Sisa-sisa kenangan di balik peresmian kelulusan sekolah masih terasa samar, seolah-olah mencoba menghapus tanda tanya yang mengganggu. Semua bergerak seiring dengan pedoman waktu, mengajak kami memahami penyesalan: kosong, hampa, dan berlalu.
Sobekan-sobekan mimpi yang pernah ada perlahan-lahan mencair dalam aliran waktu. Kami mengenang manisnya senyuman Si Penjaga Pintu Sekolah yang menyapa kami setiap pagi, atau momen konyol saat kami terlambat dan harus kerja bakti di pelajaran pertama. Ada juga indahnya sambutan hangat dari teman-teman saat salah satu dari kami datang terlambat. Semuanya benar-benar menyatu dalam ingatan, meski beberapa di antaranya terasa hancur.
Hari ini, untuk terakhir kalinya, kami mengenakan seragam sekolah bersama-sama, merayakan perpisahan dengan semangat. Keharusan untuk memeriahkan pesta terasa berat, seolah menjadi kenangan yang tak layak untuk diingat. Kami duduk di kursi penonton, padahal seharusnya menjadi bagian dari pertunjukan. Namun, karena beberapa hal yang tak berjalan sesuai rencana, terpaksa menerima kenyataan pahit yang mengundang penyesalan.
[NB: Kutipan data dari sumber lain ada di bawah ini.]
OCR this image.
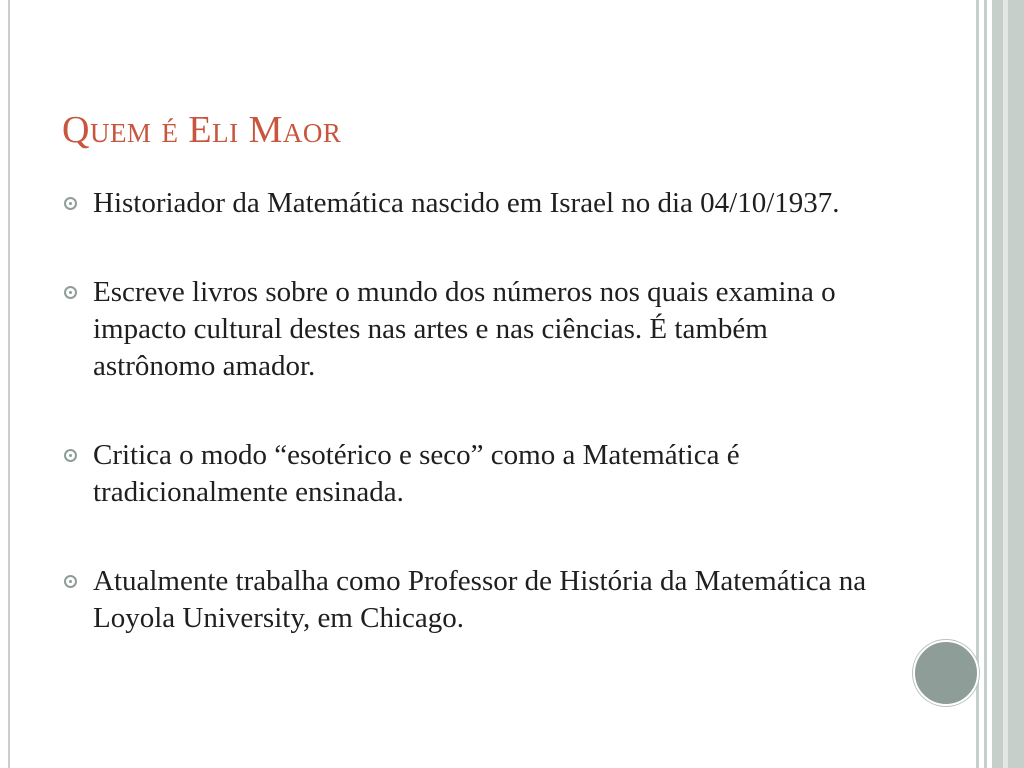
Quem é Eli Maor
Historiador da Matemática nascido em Israel no dia 04/10/1937.
Escreve livros sobre o mundo dos números nos quais examina o impacto cultural destes nas artes e nas ciências. É também astrônomo amador.
Critica o modo “esotérico e seco” como a Matemática é tradicionalmente ensinada.
Atualmente trabalha como Professor de História da Matemática na Loyola University, em Chicago.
Lamunan itu membawa aroma kesenangan baru. Kami meninggalkan keramaian pesta yang seharusnya kami nikmati, melangkah memasuki lorong mimpi yang tak pernah kami bayangkan: Laweung. Bukan hanya aku yang terikat dalam kenangan ini; kami semua bersepakat untuk menjadikan perpisahan sekolah sebagai momen yang layak untuk dikenang.
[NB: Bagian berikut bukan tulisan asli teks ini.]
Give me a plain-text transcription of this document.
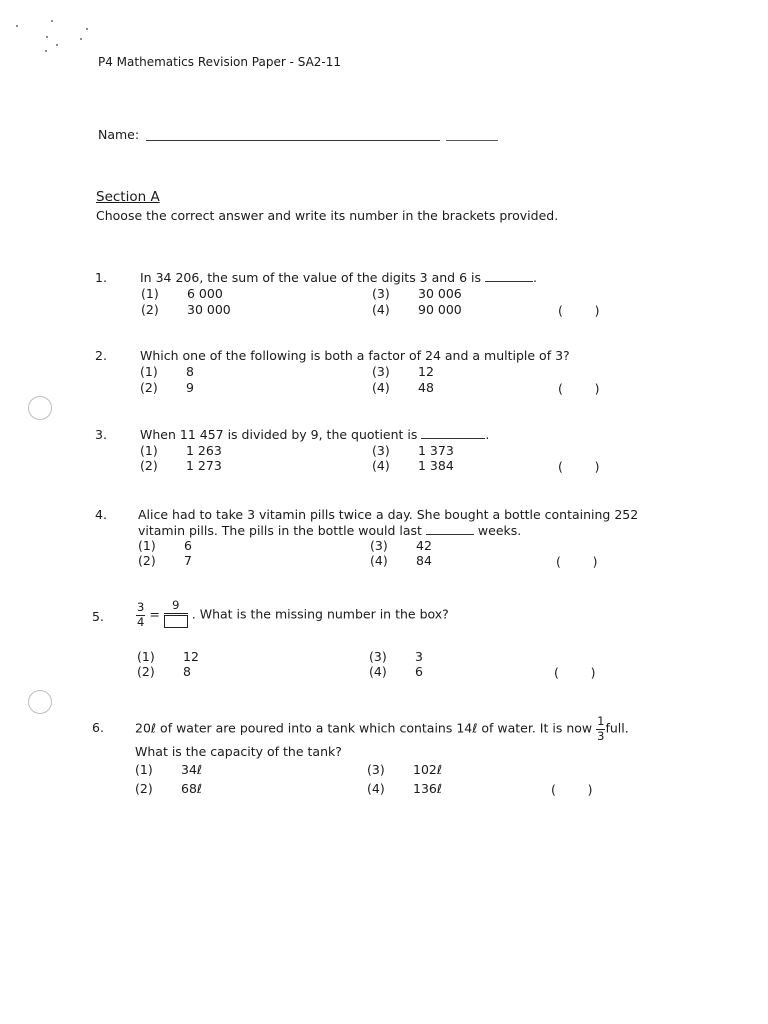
P4 Mathematics Revision Paper - SA2-11
Name:
Section A
Choose the correct answer and write its number in the brackets provided.
1.	In 34 206, the sum of the value of the digits 3 and 6 is	.
(1) 6 000
(2) 30 000
(3) 30 006
(4) 90 000	(        )
2.	Which one of the following is both a factor of 24 and a multiple of 3?
(1) 8
(2) 9
(3) 12
(4) 48	(        )
3.	When 11 457 is divided by 9, the quotient is	.
(1) 1 263
(2) 1 273
(3) 1 373
(4) 1 384	(        )
4. Alice had to take 3 vitamin pills twice a day. She bought a bottle containing 252
vitamin pills. The pills in the bottle would last	weeks.
(1) 6
(2) 7
(3) 42
(4) 84	(        )
5.	$\frac{3}{4}$ =
9
. What is the missing number in the box?
(1) 12
(2) 8
(3) 3
(4) 6	(        )
6. 20ℓ of water are poured into a tank which contains 14ℓ of water. It is now $\frac{1}{3}$ full.
What is the capacity of the tank?
(1) 34ℓ
(2) 68ℓ
(3) 102ℓ
(4) 136ℓ	(        )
Beranjak dari pesta, kami menghidupkan mesin kendaraan, menuju pelosok yang tak pasti. Perpisahan sekolah seakan terlupakan dalam perjalanan ini.
Dengan kesenangan yang bercampur aduk, kami hampir melupakan betapa cepatnya waktu berlalu. Suasana pantai yang baru dan segar menyelimuti kami, dan dalam sekejap, serpihan-serpihan kenangan mulai terkikis oleh kejamnya waktu.
Tak ada yang perlu disalahkan; kehidupan memang penuh dengan hal-hal yang harus ditinggalkan.